1. A device for exercising the musculoskeletal and nervous system of persons (A) after rehabilitation or for exercising of amateur and professional sportsmen, said device comprising a multidirectional movable mechanical arm (1) preferably a three-dimensional movable arm, which can have actuators (3) and sensors (4) included in their joints (2), wherein a holder (6) is arranged on the arm (1) and held by the exercising person (A) with a part (7) of the body intended for exercising, and/or at least one sensor (8) is arranged near the holder (6) and intended for quantities, which are important to describe the status of the part (7), a processing unit (20) with input-output components, a memory and supply components etc., and an assembly (10) for generating an virtual environment (11) and virtual objects (12, 14a, 14b, 16 and others) therein, and a gripping part (13), wherein the person (A) can perceive said virtual environment, characterized in that it comprises a model (29) of the virtual environment and virtual objects (12, 14a, 14b, 16) and a gripping part (13) in the form of an image (11) and moves said part (13) by means of the mechanical arm (1), wherein the sets (1, 10, 30, 71 to 75) generate:

-information of the current physical and/or psychophysiological course of the exercise and generates:

- instructions for a motoric exercise, wherein these instructions are:

(i) direct: refer the person A to complete a motoric task,

(ii) indirect: via cognitive task, the solution of which is performed by the person A via motoric response, wherein correctness of solution is not a condition, - motivation information (praises, reprimands ...). that the person (A) perceives with at least one of his senses and the contents of information are of emotional and intellectual nature with the processing unit (20), wherein the device comprises a set (21) of values of quantities measured on the exercising person (A) during each phase of the exercise, a set (22) of values of definition parameters of the exercise previously determined by an expert, a set (23) of messages previously determined by an expert and perceived by the exercising person (A) with at least one of his senses, e.g. eyes, ears, etc., and a set (24) of values of quantities, elements and mutual relations attributed to virtual objects (12, 14a, 14b, 16) in the corresponding virtual environment (11), wherein the quantities in the set (24) are e.g. dimensions, weight of individual objects (12, 14a, 14b, 16) and others, their elasticity, brightness of the place (16), etc, a set (26) of models, namely: process model (27), decision model (28) and task model (29) that receive data from the sets (21 to 24), by means of which . the processing unit (20) carries out conclusions and commands, which are received and carried out by the sets (1, 10, 30, 71 to 75), so that the person (A) can perceive with at least one of his senses and react to them on the motoric (physical) and the cognitive (mental) levels.
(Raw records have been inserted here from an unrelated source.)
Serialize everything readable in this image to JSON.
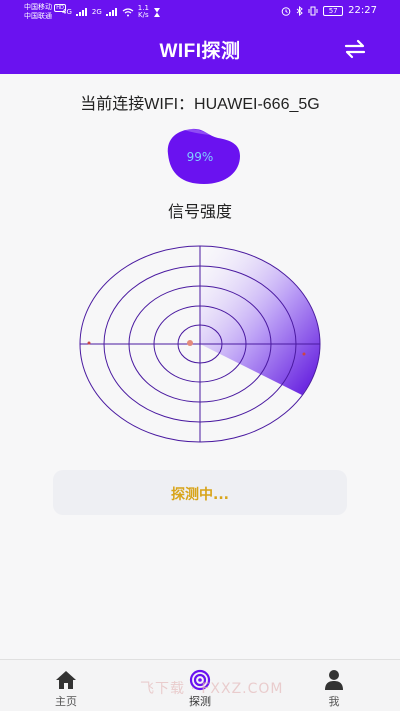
{
  "status_bar": {
    "carrier1": "中国移动",
    "carrier1_badge": "HD",
    "carrier2": "中国联通",
    "net1": "4G",
    "net2": "2G",
    "speed_value": "1.1",
    "speed_unit": "K/s",
    "battery": "57",
    "time": "22:27"
  },
  "header": {
    "title": "WIFI探测",
    "switch_icon": "swap-arrows-icon"
  },
  "connection": {
    "label": "当前连接WIFI：HUAWEI-666_5G"
  },
  "signal": {
    "percent_text": "99%",
    "percent_value": 99,
    "label": "信号强度"
  },
  "radar": {
    "ring_count": 5,
    "sweep_color": "#6a12f0",
    "dot_color": "#e48b7b"
  },
  "detection": {
    "status_text": "探测中..."
  },
  "nav": {
    "items": [
      {
        "label": "主页",
        "icon": "home-icon"
      },
      {
        "label": "探测",
        "icon": "radar-icon"
      },
      {
        "label": "我",
        "icon": "person-icon"
      }
    ],
    "active_index": 1
  },
  "colors": {
    "primary": "#6a12f0",
    "status_text": "#d8a41a",
    "percent_text": "#7ed0ff"
  },
  "watermark": "飞下载 · FXXZ.COM"
}
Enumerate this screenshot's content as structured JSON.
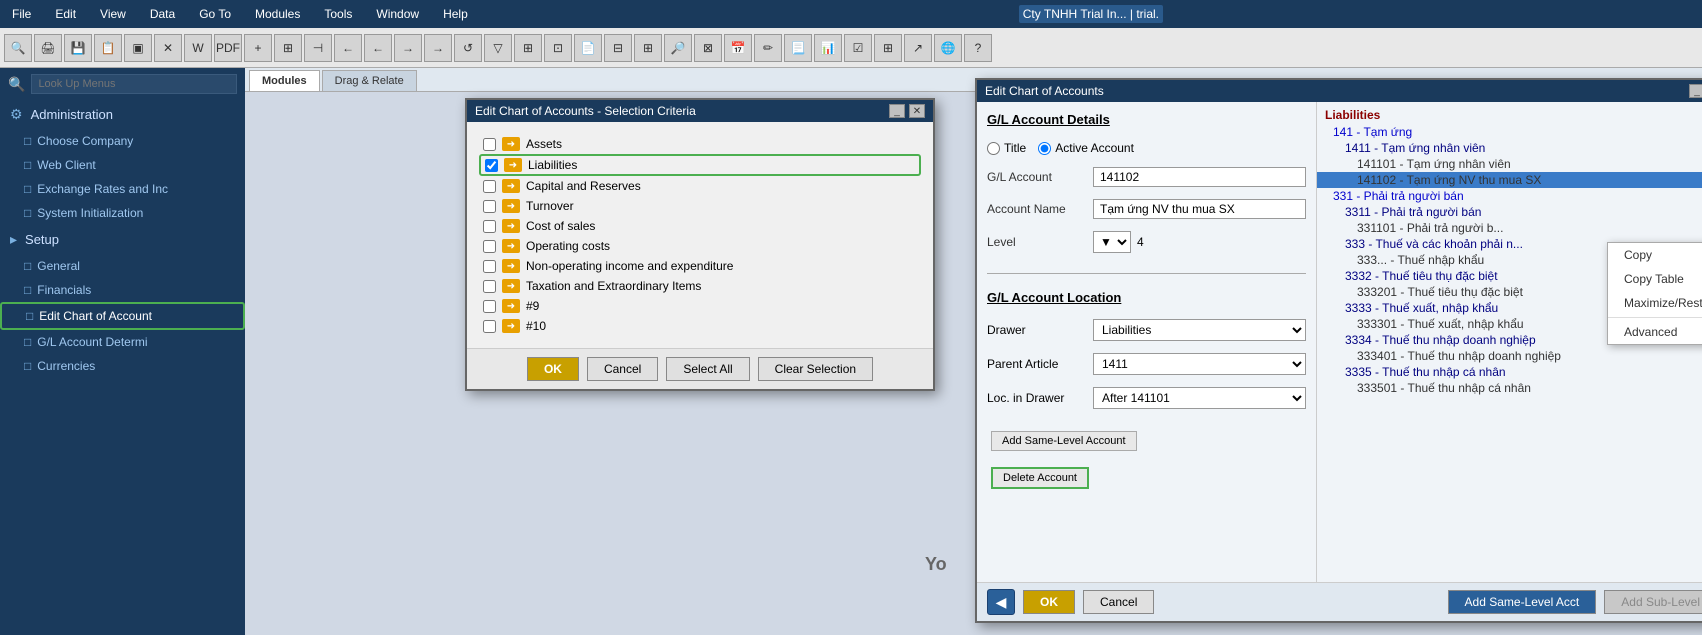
{
  "app": {
    "title": "Cty TNHH Trial In... | trial.",
    "menu_items": [
      "File",
      "Edit",
      "View",
      "Data",
      "Go To",
      "Modules",
      "Tools",
      "Window",
      "Help"
    ]
  },
  "tabs": {
    "modules_label": "Modules",
    "drag_relate_label": "Drag & Relate"
  },
  "sidebar": {
    "search_placeholder": "Look Up Menus",
    "items": [
      {
        "id": "administration",
        "label": "Administration",
        "type": "section"
      },
      {
        "id": "choose-company",
        "label": "Choose Company",
        "type": "item"
      },
      {
        "id": "web-client",
        "label": "Web Client",
        "type": "item"
      },
      {
        "id": "exchange-rates",
        "label": "Exchange Rates and Inc",
        "type": "item"
      },
      {
        "id": "system-init",
        "label": "System Initialization",
        "type": "item"
      },
      {
        "id": "setup",
        "label": "Setup",
        "type": "section"
      },
      {
        "id": "general",
        "label": "General",
        "type": "item"
      },
      {
        "id": "financials",
        "label": "Financials",
        "type": "item"
      },
      {
        "id": "edit-chart",
        "label": "Edit Chart of Account",
        "type": "item",
        "highlighted": true
      },
      {
        "id": "gl-account",
        "label": "G/L Account Determi",
        "type": "item"
      },
      {
        "id": "currencies",
        "label": "Currencies",
        "type": "item"
      }
    ]
  },
  "selection_dialog": {
    "title": "Edit Chart of Accounts - Selection Criteria",
    "items": [
      {
        "id": "assets",
        "label": "Assets",
        "checked": false
      },
      {
        "id": "liabilities",
        "label": "Liabilities",
        "checked": true,
        "highlighted": true
      },
      {
        "id": "capital",
        "label": "Capital and Reserves",
        "checked": false
      },
      {
        "id": "turnover",
        "label": "Turnover",
        "checked": false
      },
      {
        "id": "cost-sales",
        "label": "Cost of sales",
        "checked": false
      },
      {
        "id": "operating",
        "label": "Operating costs",
        "checked": false
      },
      {
        "id": "non-op",
        "label": "Non-operating income and expenditure",
        "checked": false
      },
      {
        "id": "taxation",
        "label": "Taxation and Extraordinary Items",
        "checked": false
      },
      {
        "id": "hash9",
        "label": "#9",
        "checked": false
      },
      {
        "id": "hash10",
        "label": "#10",
        "checked": false
      }
    ],
    "buttons": {
      "ok": "OK",
      "cancel": "Cancel",
      "select_all": "Select All",
      "clear_selection": "Clear Selection"
    }
  },
  "eca_dialog": {
    "title": "Edit Chart of Accounts",
    "gl_details_title": "G/L Account Details",
    "title_label": "Title",
    "active_account_label": "Active Account",
    "gl_account_label": "G/L Account",
    "gl_account_value": "141102",
    "account_name_label": "Account Name",
    "account_name_value": "Tạm ứng NV thu mua SX",
    "level_label": "Level",
    "level_value": "4",
    "gl_location_title": "G/L Account Location",
    "drawer_label": "Drawer",
    "drawer_value": "Liabilities",
    "parent_article_label": "Parent Article",
    "parent_article_value": "1411",
    "loc_in_drawer_label": "Loc. in Drawer",
    "loc_in_drawer_value": "After 141101",
    "buttons": {
      "ok": "OK",
      "cancel": "Cancel",
      "add_same": "Add Same-Level Acct",
      "add_sub": "Add Sub-Level Acct"
    },
    "tree": {
      "category": "Liabilities",
      "items": [
        {
          "level": 1,
          "text": "141 - Tạm ứng"
        },
        {
          "level": 2,
          "text": "1411 - Tạm ứng nhân viên"
        },
        {
          "level": 3,
          "text": "141101 - Tạm ứng nhân viên"
        },
        {
          "level": 3,
          "text": "141102 - Tạm ứng NV thu mua SX",
          "selected": true
        },
        {
          "level": 1,
          "text": "331 - Phải trả người bán"
        },
        {
          "level": 2,
          "text": "3311 - Phải trả người bán"
        },
        {
          "level": 3,
          "text": "331101 - Phải trả người b..."
        },
        {
          "level": 2,
          "text": "333 - Thuế và các khoản phải n..."
        },
        {
          "level": 2,
          "text": "333... - Thuế nhập khẩu"
        },
        {
          "level": 2,
          "text": "3332 - Thuế tiêu thụ đặc biệt"
        },
        {
          "level": 3,
          "text": "333201 - Thuế tiêu thụ đặc biệt"
        },
        {
          "level": 2,
          "text": "3333 - Thuế xuất, nhập khẩu"
        },
        {
          "level": 3,
          "text": "333301 - Thuế xuất, nhập khẩu"
        },
        {
          "level": 2,
          "text": "3334 - Thuế thu nhập doanh nghiệp"
        },
        {
          "level": 3,
          "text": "333401 - Thuế thu nhập doanh nghiệp"
        },
        {
          "level": 2,
          "text": "3335 - Thuế thu nhập cá nhân"
        },
        {
          "level": 3,
          "text": "333501 - Thuế thu nhập cá nhân"
        }
      ]
    },
    "tree_actions": {
      "add_same_level": "Add Same-Level Account",
      "delete_account": "Delete Account"
    }
  },
  "context_menu": {
    "items": [
      "Copy",
      "Copy Table",
      "Maximize/Restore Grid",
      "Advanced"
    ]
  },
  "yo_text": "Yo"
}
2. Device as claimed in Claim 1, characterized in that:

- the process model (27) describes how a physiotherapist or trainer would check the psychophysiological and motoric state of the person each time;

- the decision model (28) carries out the function of decision-making and uses the corresponding data of the process model (27): - information of the current physical and/or psychophysiological course of the exercise and generates:

- instructions for a motoric exercise, wherein these instructions are:

(i) direct: refer the person A to complete a motoric task,

- motivational information (praises, reprimands ...),

- the task model (29) selects the form of the presentation of information from the decision model (28) for the person (A) as:

- words in a visible or audible form,

- information given in such way (haptics, sight, hearing etc.) that the person (A) can perceive with any sense,

- information provided by avatar in the form of speech, mimics, gesticulation or composed information also by use of previously mentioned forms.